Middle school students get to pick electives, she explains. “I remember loving to go into my home economics class and do hands-on work.”
 
The principal at St. Mary’s was on board with the idea, so the volunteer turned part-time art teacher began to plan. Her class of 10 eighth graders — half girls and half boys — began with some hand sewing skills, moving from plastic needles sewing on a plastic grid to designing bookmarks and sewing button eyes on ornaments.
 
Many donors contributed to provide classroom and cooking supplies, fulfilling her Amazon wish list of supplies. She mentions Linda Remmers from Sewing Concepts, St. Mary Men’s Club, and Judy Springer for their help in purchasing new sewing machines, which the kids love, she says.
 
The class now is starting to cook, beginning with food safety and using whisks on egg whites for meringue cookies. “A couple of parents are chefs,” Letendre says, adding that she hopes to bring the pastry chef parent in to demonstrate and show students how cooking can become a career.

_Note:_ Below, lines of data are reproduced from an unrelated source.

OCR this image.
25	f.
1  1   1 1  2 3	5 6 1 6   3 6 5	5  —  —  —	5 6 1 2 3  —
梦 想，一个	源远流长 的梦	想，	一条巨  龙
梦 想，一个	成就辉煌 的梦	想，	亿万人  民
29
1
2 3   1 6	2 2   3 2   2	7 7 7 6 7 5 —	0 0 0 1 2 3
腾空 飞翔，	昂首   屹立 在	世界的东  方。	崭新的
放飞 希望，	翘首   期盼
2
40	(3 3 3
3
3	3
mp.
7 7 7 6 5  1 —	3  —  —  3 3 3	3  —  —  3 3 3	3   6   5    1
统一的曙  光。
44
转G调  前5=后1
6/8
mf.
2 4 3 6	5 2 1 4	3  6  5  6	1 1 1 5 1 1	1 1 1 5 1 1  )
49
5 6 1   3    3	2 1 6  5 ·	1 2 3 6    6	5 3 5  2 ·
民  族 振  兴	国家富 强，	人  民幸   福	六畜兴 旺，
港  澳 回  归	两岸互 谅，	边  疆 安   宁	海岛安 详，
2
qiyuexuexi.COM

She also is committed to show the need for a certain amount of science necessary for success in sewing and cooking.
 
In this first year, she says she is “playing it by ear” as she goes, but that, “It has been a lot of fun … I want the kids to be excited when they come, and they seem to be. They are excellent (using) their hands and love to see material (turn into) an actual product. They are really proud of themselves.”
 
The final sewing project, she notes, is “a big, chicken nugget-shaped pillow.”